Está na mira da Procuradoria-Geral da República a lei que autoriza a Comissão de Averiguação e Análise de Informações Sigilosas, subordinada ao Poder Executivo, a prorrogar indefinidamente o prazo de sigilo dos documentos classificados no mais alto grau de confidencialidade. A medida afetou especialmente os documentos da ditadura militar. O procurador-geral da República, Antonio Fernando Souza, entrou com Ação Direta de Inconstitucionalidade contra a lei no Supremo Tribunal Federal.
A ADI é contra a Lei 11.111/2005. Inicialmente, a matéria era tratada na Lei 8.159/1991, que foi modificada pela Medida Provisória 228 em 2004, mais tarde convertida na Lei 11.111. A regra prevê, por exemplo, o prazo de até 100 anos de sigilo de documentos referente à honra e à imagem das pessoas.
Antonio Fernando argumenta que a matéria não poderia ser tratada por Medida Provisória. Isso porque ela não atende os requisitos constitucionais de relevância e urgência. Além disso, a Constituição veda a edição de MPs que tratem sobre “nacionalidade, cidadania, direitos políticos, partidos políticos e direito eleitoral”. O procurador-geral afirma que cidadania e direitos políticos não se resumem a votar e ser votado, mas incluem a participação no processo político. “O pressuposto dessa atuação é exatamente o direito à informação”, afirma.
“A Constituição, embora não tenha reconhecido expressamente o direito à verdade, não deixou de garanti-lo como um direito fundamental. Dispõe o artigo 5º, parágrafo 2º: ‘Os direitos e garantias expressos nesta Constituição não excluem outros decorrentes do regime e dos princípios por ela adotados, ou dos tratados internacionais em que a República Federativa do Brasil seja parte’”, observa o procurador-geral da República.
Para ele, o parlamentar é o legislador dos direitos fundamentais. E os artigos questionados transferem ao Executivo o poder de classificar as categorias de sigilo e impor as restrições ao seu acesso. Antonio Fernando pondera que o Executivo é o maior interessado no segredo dessas informações. Assim, o legislador não poderia permitir que o Executivo decidisse o que pode ou não vir a público. “As informações não se destinam apenas aos interessados em sentido técnico-operacional, mas a todo povo brasileiro, à sua memória, à sua identidade. Não se trata de uma questão de interesse privado, mas de expressão pública”, defende.
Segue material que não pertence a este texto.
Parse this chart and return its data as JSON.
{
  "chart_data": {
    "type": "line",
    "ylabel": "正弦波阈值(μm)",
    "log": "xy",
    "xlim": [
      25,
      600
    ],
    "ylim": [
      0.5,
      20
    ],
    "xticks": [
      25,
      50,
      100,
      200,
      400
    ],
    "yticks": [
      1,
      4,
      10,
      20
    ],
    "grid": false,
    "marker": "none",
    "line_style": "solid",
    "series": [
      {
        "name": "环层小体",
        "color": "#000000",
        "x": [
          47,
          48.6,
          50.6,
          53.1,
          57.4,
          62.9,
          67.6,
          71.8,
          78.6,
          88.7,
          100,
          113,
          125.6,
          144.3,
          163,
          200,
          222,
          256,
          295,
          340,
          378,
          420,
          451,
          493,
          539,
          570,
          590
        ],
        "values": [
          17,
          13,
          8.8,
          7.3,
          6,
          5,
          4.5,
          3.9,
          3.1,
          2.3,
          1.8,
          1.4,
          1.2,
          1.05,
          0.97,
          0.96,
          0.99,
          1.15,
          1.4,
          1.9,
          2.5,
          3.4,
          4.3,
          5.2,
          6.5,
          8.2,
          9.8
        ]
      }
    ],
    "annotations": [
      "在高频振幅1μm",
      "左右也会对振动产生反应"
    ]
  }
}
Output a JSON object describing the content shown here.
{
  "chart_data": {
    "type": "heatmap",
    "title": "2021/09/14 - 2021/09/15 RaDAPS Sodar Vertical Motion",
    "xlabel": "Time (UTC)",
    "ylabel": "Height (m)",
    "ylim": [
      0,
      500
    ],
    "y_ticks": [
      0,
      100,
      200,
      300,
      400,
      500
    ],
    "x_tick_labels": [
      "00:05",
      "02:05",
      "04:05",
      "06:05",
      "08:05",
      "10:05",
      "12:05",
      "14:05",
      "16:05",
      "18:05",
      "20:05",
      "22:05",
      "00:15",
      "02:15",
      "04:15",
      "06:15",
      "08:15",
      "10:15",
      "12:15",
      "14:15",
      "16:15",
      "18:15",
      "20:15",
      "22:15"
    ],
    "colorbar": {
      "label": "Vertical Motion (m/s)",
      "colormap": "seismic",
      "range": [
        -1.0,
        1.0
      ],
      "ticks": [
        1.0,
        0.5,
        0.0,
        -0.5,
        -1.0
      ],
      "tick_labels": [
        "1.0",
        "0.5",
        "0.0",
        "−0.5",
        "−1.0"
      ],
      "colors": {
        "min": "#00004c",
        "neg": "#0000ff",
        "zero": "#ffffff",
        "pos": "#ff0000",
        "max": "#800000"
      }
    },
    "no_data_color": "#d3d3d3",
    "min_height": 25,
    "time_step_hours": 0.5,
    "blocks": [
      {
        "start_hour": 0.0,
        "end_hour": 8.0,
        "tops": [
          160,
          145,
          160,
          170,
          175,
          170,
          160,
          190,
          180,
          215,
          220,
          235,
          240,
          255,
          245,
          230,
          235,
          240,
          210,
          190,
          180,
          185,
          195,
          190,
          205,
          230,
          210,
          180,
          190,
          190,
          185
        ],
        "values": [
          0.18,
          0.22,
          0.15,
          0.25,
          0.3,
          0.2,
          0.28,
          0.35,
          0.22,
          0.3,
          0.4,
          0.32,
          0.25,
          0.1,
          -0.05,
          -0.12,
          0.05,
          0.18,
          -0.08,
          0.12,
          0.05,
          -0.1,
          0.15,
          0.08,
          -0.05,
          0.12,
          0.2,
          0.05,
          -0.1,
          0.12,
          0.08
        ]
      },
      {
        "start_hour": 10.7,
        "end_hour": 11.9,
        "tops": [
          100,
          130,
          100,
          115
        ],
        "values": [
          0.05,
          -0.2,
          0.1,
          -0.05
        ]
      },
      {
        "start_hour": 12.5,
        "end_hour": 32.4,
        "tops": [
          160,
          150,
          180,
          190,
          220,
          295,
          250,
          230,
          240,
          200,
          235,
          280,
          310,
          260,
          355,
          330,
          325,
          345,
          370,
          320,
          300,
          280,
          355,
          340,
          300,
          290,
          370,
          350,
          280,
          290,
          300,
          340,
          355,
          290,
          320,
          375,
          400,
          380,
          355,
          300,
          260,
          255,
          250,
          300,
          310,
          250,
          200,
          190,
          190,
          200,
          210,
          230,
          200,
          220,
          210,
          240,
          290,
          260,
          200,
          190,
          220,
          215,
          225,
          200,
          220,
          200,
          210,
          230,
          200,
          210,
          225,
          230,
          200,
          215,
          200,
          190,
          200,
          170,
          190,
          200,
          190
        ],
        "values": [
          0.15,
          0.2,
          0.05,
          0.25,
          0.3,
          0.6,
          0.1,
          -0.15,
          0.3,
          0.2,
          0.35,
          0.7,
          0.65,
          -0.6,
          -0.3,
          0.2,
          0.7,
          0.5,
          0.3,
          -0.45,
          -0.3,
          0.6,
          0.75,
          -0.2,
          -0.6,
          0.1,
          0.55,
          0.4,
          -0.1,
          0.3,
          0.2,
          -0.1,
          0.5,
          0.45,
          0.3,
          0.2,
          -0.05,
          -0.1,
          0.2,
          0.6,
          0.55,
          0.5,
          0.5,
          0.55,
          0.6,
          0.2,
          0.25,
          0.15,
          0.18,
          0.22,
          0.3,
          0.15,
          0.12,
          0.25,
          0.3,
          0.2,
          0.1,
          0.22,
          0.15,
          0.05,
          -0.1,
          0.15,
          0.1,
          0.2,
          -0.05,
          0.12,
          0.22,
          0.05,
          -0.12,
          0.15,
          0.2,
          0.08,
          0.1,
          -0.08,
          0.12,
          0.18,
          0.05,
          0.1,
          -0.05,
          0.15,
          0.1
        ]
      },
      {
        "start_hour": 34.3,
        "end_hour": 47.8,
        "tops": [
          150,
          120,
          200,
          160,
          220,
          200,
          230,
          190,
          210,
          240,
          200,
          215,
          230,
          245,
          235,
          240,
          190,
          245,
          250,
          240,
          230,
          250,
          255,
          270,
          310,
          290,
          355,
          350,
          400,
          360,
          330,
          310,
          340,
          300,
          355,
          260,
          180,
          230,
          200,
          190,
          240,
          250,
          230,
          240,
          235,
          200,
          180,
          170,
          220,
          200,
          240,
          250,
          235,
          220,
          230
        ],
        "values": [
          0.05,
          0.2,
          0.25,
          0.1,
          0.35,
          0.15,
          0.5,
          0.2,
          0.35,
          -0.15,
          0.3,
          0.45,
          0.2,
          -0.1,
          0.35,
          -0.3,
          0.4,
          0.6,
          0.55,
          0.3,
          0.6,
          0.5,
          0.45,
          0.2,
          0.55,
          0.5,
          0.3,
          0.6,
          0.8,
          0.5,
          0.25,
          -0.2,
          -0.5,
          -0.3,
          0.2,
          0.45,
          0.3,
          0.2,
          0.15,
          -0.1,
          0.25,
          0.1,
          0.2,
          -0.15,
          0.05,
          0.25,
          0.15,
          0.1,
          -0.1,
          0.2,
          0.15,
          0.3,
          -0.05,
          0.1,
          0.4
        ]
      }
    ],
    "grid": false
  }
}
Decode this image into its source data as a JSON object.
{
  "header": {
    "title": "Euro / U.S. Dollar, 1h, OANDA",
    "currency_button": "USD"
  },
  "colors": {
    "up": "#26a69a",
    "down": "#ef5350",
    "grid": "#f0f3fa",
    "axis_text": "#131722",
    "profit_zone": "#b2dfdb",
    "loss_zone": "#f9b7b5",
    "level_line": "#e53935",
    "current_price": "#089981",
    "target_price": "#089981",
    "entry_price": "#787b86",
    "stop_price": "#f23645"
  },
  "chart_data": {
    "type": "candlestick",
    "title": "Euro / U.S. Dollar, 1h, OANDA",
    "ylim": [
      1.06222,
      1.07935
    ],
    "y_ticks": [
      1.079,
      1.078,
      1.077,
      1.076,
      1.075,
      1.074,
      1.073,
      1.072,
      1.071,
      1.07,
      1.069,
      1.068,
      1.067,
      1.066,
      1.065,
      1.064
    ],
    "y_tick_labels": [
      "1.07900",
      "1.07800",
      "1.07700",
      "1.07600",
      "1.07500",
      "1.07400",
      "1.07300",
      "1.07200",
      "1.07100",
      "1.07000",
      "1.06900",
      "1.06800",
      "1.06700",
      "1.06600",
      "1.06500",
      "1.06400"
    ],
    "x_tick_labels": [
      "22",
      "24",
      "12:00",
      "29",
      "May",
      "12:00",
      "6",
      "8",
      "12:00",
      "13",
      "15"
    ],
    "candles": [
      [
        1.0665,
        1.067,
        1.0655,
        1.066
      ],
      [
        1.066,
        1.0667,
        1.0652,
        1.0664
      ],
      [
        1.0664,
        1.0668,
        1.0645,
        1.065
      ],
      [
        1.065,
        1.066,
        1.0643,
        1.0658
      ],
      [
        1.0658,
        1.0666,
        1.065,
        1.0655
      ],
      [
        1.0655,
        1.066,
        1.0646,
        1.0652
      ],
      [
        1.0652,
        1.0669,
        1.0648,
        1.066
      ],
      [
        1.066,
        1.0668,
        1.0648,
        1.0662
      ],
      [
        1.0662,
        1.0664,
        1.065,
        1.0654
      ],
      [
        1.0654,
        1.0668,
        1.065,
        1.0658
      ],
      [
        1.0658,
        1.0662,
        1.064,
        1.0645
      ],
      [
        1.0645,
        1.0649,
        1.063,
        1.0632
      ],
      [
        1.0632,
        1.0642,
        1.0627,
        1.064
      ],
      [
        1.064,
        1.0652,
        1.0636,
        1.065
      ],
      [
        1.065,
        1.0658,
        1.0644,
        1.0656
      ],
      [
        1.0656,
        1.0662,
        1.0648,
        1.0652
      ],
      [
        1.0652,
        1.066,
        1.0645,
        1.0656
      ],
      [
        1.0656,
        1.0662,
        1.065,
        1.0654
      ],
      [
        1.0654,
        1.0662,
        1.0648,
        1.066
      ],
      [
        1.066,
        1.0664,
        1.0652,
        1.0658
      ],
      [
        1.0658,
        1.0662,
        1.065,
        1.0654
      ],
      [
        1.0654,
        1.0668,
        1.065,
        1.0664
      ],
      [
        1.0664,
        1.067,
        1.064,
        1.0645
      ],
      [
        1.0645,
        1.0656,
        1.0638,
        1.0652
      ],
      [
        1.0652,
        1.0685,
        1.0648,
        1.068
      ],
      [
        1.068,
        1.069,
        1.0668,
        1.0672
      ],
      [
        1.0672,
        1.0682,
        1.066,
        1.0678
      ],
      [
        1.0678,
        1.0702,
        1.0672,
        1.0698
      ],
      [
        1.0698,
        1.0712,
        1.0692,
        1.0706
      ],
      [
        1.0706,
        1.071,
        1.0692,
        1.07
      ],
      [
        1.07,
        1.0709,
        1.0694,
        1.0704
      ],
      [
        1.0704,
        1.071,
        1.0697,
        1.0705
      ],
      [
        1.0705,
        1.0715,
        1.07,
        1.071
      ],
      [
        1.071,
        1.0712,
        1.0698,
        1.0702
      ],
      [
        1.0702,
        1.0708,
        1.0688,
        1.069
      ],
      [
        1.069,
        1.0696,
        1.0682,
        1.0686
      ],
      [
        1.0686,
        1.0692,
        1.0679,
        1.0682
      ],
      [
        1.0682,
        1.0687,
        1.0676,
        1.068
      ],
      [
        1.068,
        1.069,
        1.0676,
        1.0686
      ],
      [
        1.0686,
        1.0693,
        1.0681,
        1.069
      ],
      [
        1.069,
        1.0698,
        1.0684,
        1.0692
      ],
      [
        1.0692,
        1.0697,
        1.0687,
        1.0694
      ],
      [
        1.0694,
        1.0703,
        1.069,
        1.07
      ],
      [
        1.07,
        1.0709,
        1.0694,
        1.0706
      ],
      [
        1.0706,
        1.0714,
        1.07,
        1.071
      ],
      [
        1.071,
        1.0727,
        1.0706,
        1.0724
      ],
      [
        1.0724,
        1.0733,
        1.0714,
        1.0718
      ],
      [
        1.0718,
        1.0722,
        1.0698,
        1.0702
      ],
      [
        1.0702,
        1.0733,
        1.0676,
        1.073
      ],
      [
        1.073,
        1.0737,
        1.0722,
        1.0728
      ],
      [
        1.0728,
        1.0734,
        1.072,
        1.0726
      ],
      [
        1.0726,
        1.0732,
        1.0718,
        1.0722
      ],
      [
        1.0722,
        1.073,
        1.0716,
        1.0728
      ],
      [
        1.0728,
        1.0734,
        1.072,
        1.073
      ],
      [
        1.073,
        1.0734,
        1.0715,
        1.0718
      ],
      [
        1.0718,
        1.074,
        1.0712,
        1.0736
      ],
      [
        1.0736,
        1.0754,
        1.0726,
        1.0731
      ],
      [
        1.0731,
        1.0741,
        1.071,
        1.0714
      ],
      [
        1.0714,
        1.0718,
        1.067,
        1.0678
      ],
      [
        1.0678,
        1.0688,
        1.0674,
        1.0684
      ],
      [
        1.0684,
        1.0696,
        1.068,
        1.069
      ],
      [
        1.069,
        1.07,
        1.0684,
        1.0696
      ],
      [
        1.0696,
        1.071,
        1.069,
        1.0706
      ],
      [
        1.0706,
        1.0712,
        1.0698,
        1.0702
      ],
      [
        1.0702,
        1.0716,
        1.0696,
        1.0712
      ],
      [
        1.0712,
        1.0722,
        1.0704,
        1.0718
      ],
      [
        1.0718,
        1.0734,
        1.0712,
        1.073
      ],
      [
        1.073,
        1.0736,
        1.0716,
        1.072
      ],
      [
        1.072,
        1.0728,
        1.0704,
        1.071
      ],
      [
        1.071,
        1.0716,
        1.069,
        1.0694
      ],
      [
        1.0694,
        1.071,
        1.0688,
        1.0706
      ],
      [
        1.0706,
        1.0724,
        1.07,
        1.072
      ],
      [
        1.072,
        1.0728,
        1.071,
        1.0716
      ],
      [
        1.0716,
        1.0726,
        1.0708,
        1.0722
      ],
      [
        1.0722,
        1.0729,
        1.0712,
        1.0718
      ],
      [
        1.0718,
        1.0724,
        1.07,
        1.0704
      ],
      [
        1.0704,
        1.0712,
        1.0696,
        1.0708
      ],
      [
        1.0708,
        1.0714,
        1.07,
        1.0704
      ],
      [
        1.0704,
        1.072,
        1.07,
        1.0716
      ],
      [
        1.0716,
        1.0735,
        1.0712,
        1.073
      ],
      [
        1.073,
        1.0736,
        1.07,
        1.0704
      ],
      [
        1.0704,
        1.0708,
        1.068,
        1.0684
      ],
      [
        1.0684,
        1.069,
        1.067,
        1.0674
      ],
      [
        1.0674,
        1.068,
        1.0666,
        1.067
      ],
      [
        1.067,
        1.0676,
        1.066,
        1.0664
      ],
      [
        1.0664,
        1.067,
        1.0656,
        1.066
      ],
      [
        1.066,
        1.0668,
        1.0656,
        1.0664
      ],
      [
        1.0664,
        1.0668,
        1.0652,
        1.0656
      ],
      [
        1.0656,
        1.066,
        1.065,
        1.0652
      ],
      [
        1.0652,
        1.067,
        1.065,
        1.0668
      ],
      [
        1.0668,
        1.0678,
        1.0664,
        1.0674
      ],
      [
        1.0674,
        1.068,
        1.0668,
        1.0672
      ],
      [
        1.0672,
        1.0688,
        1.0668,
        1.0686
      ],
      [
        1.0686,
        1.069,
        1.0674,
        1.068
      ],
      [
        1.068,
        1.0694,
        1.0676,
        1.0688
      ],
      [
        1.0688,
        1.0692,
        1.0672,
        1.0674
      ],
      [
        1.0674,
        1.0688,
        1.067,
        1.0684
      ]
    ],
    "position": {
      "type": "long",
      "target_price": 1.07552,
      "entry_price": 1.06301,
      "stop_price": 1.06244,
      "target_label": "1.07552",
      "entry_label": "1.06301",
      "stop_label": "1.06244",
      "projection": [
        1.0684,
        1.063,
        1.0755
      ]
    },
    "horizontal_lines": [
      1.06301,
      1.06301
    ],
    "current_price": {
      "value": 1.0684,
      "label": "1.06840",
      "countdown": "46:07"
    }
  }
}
A ação ainda mostra que o acesso aos registros históricos cumprem um papel fundamental na consolidação da democracia, especialmente em países que passaram por ditaduras, como o Brasil. E lembra que esses regimes violaram os direitos humanos. “A dor da família e o sofrimento das vítimas tornam, no mínimo, moralmente inaceitável o silêncio sobre tais fatos ou o silêncio por tempo indefinido”, diz. Antonio Fernando defende, ainda, que os prazos dilatados estabelecidos pelas leis questionadas não são razoáveis. “Pessoas podem eventualmente terem sido anistiadas, mas isso não importa esquecimentos dos episódios antecedentes”.